预定的日期长达两周之久,小五心中真为生哥捏把汗。
“你好你就是帮北北提东西还在练肌肉的小哥哥吧?我听北北提起过你,我是她闺蜜,她在房间吗?”
下午的时候小五来换纪云生的班,林北北当时就和他一起出门了。
“北北姐出门了,应该还没回来。”
“她平时出门都是什么时间回来的?”
小五摇摇头:“不确定,但今天应该不会太早。”
“正好,我的计划开始实施!”
小五将两间房的房卡交给陈池,陈池问:“你又要干什么?”
她已经打开行李箱,“小哥,征用你们民宿客厅一用,他会付场地费和清理费的。”
下午纪云生带着林北北逛了很多地方,手工集市,水果市场,她还满心欢喜买了芭乐果和椰子。
他一路开着车,音响里播放着《日落大道》,夕阳落在山头,映红了半边天和半边海。
手表的指针往后转,沿着海岸线,他们一直在追着日落。
车子最终停在龙头沙滩,落日下,远处海上风车成一个个黑影,在橘红色的幕布下缓缓旋转。
潮水逐渐退去,海滩纹理连成一条条线,往里走的游人越来越多。
“这里真的太美了!”林北北举起手机,一个劲的拍照。
“一起下去走走。”
开放式的海滩吸引不少游客,周围还有喇叭叫卖烟花的声音,林北北看了一眼后往海边慢慢走去。
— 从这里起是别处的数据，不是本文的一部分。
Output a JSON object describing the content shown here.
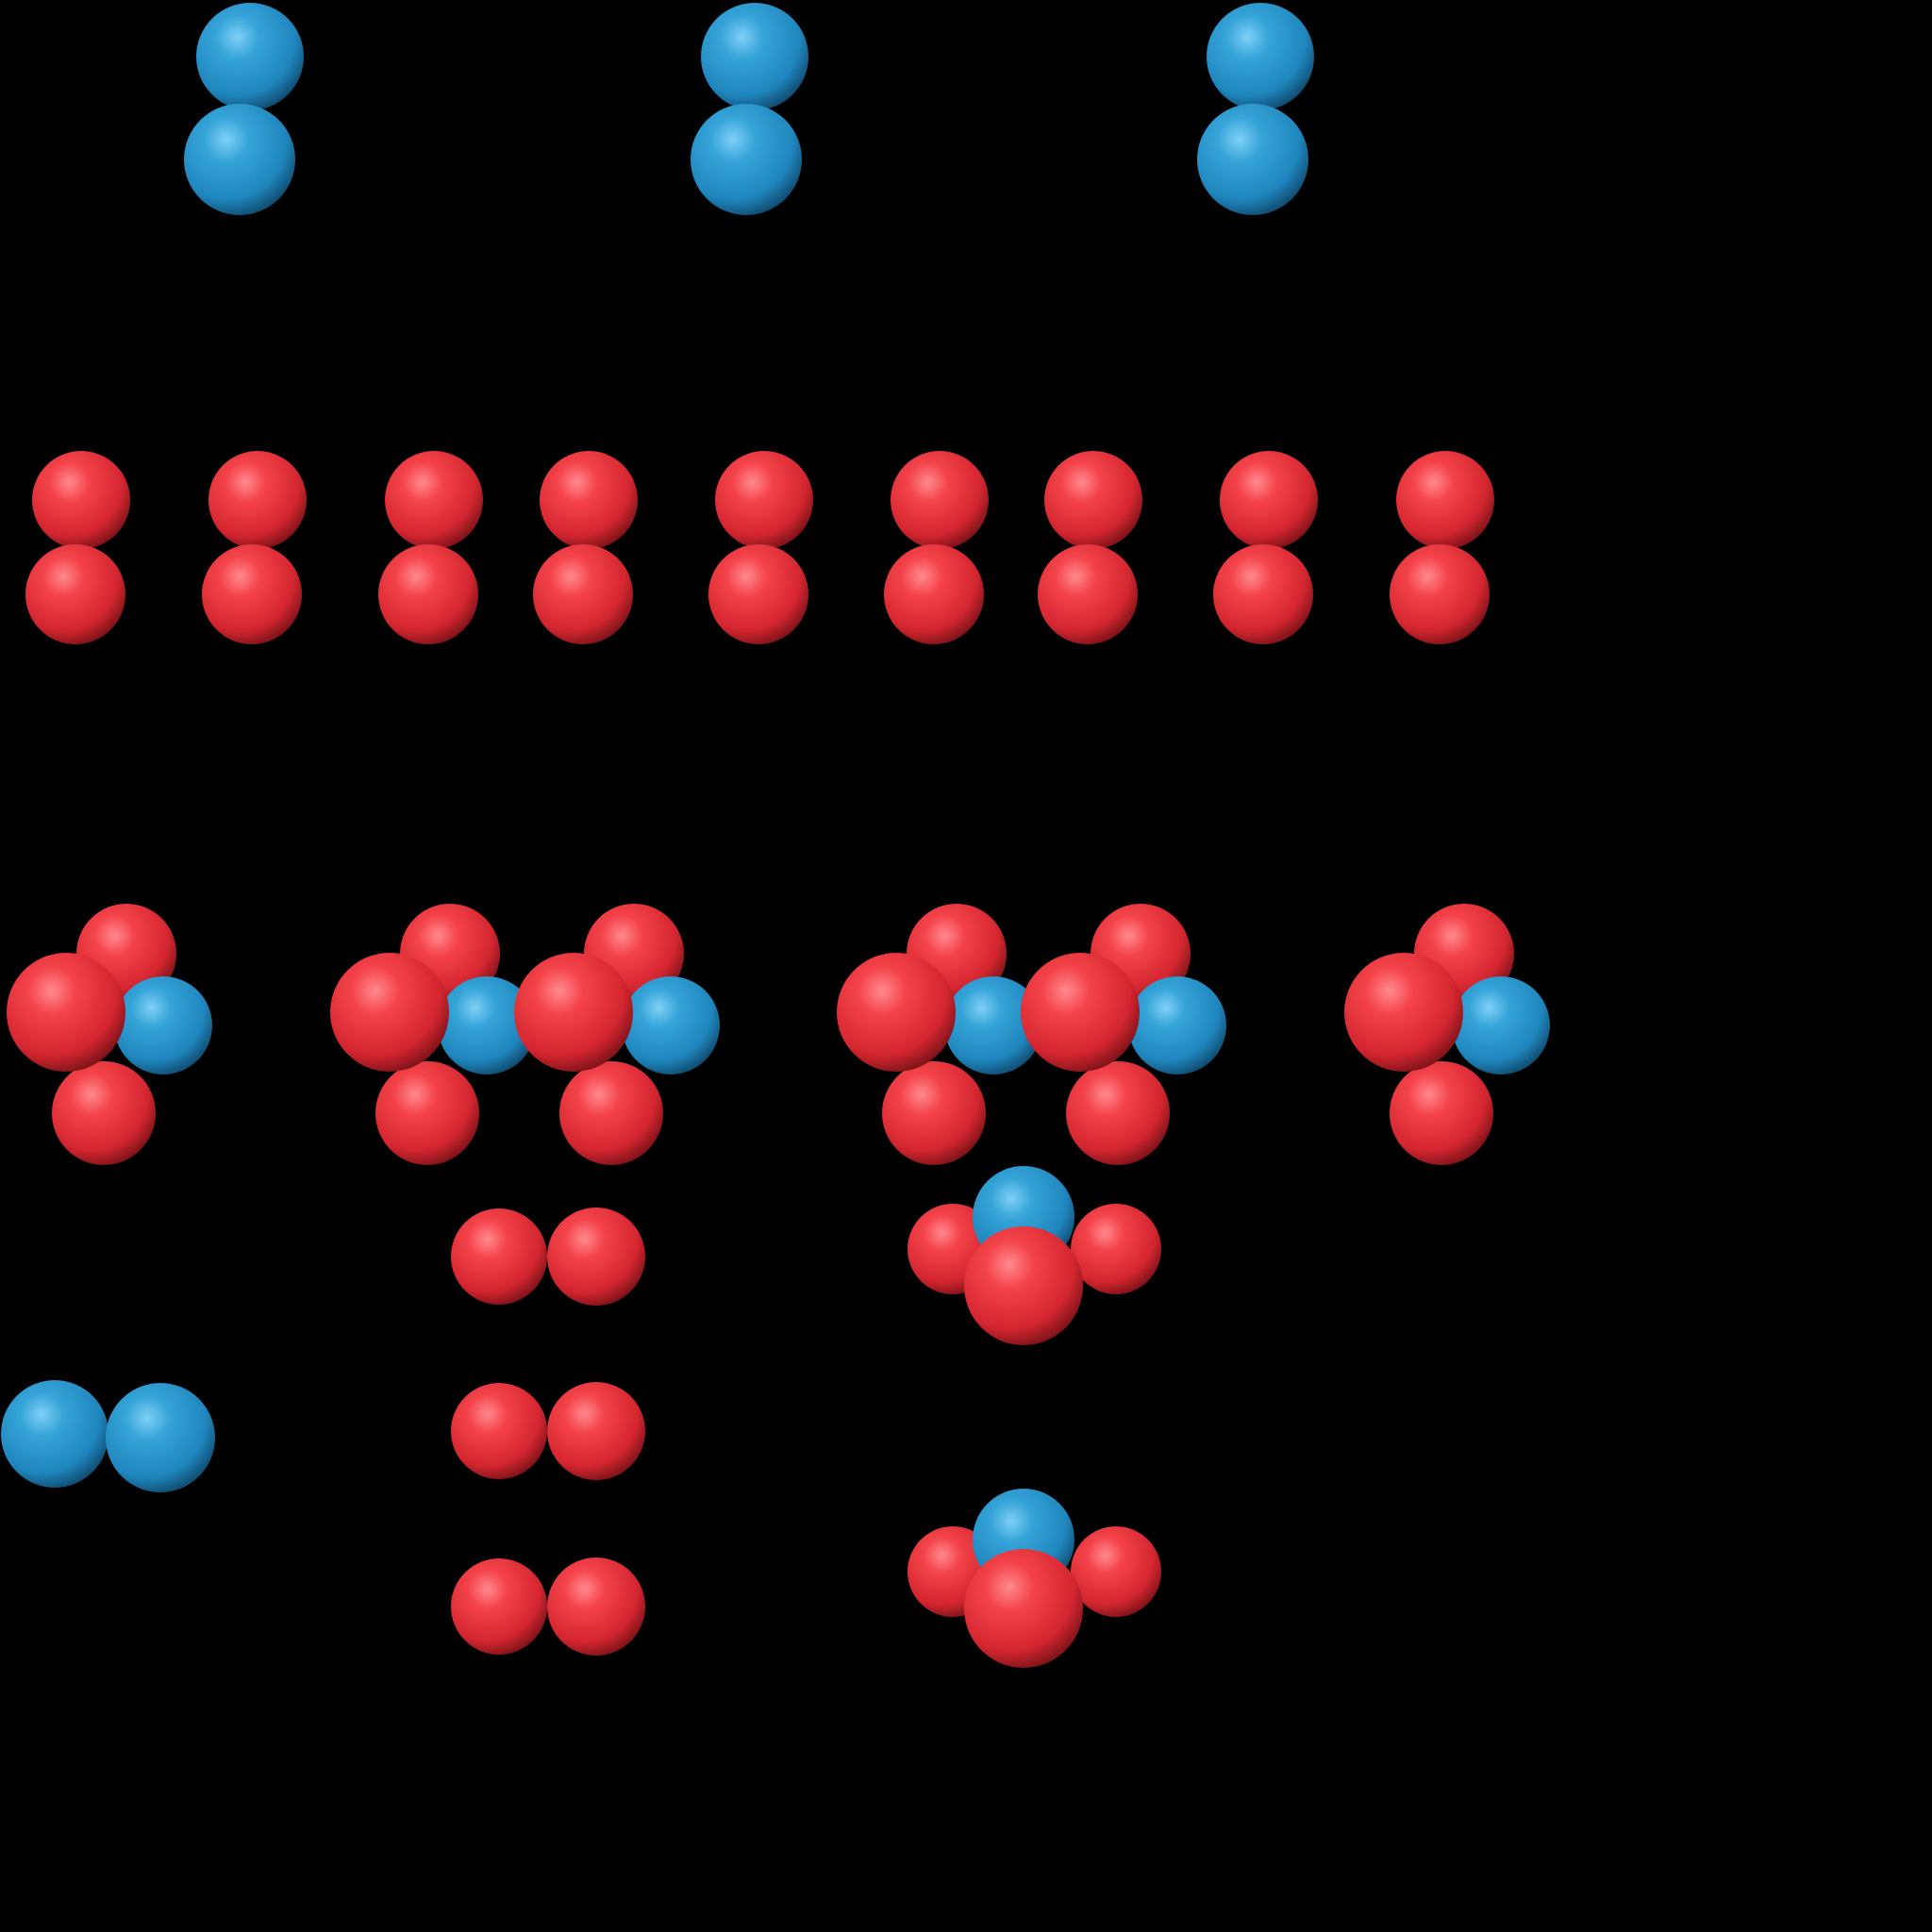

纪云生提醒着前人:“沿着凸起的海滩走,有水的地方走不好会陷进去。”
夕阳落下,只剩余晖,两人离海浪线越来越近,海水薄薄的前进又再退去。
林北北看着海滩,弯腰以指尖为笔,写下“Lbb”三个字母。
海水缓缓的来,轻轻带走字母,但又留下痕迹。
不远处有人放烟花,星星点点,林北北没忍住多看了两眼。
“呶,给你。”几只仙女棒出现在眼前。
可能是她自己玩的太开心,都没发现纪云生消失了一阵子。
“谢谢!”
林北北两手捏着仙女棒,纪云生护着打火机点燃。
蓝调时刻,是一天中最美的时间。
她抑制不住的嘴角上扬,在海浪声中挥着烟花转着圈。
第一簇巨型烟花恰好炸开在天边,她仰头望着,细碎的银色星光落下又开出五彩的弧线。
他见人看的欢喜,只见人单手背后,手心向她展开:“能邀请美丽的小姐跳支舞吗?”
烟花在纪云生脸上照出微光,她将手放在他的手心,“当然。”
手腕忽然被轻轻攥住,带着海风凉意的掌心熨帖过来,另一只手只是绅士的护在她的腰间,转圈时才偶有所触碰。
没有音乐,只有海浪,头顶的烟花一束接一束绽开,将两人的影子投在湿润的海滩上,叠成生动形状。
她转着圈,笑得明媚,心动声一次比一次响。
烟花骤歇,身边的人已经松了手,等她整理好被吹乱的头发再次回头,他已经消失不见。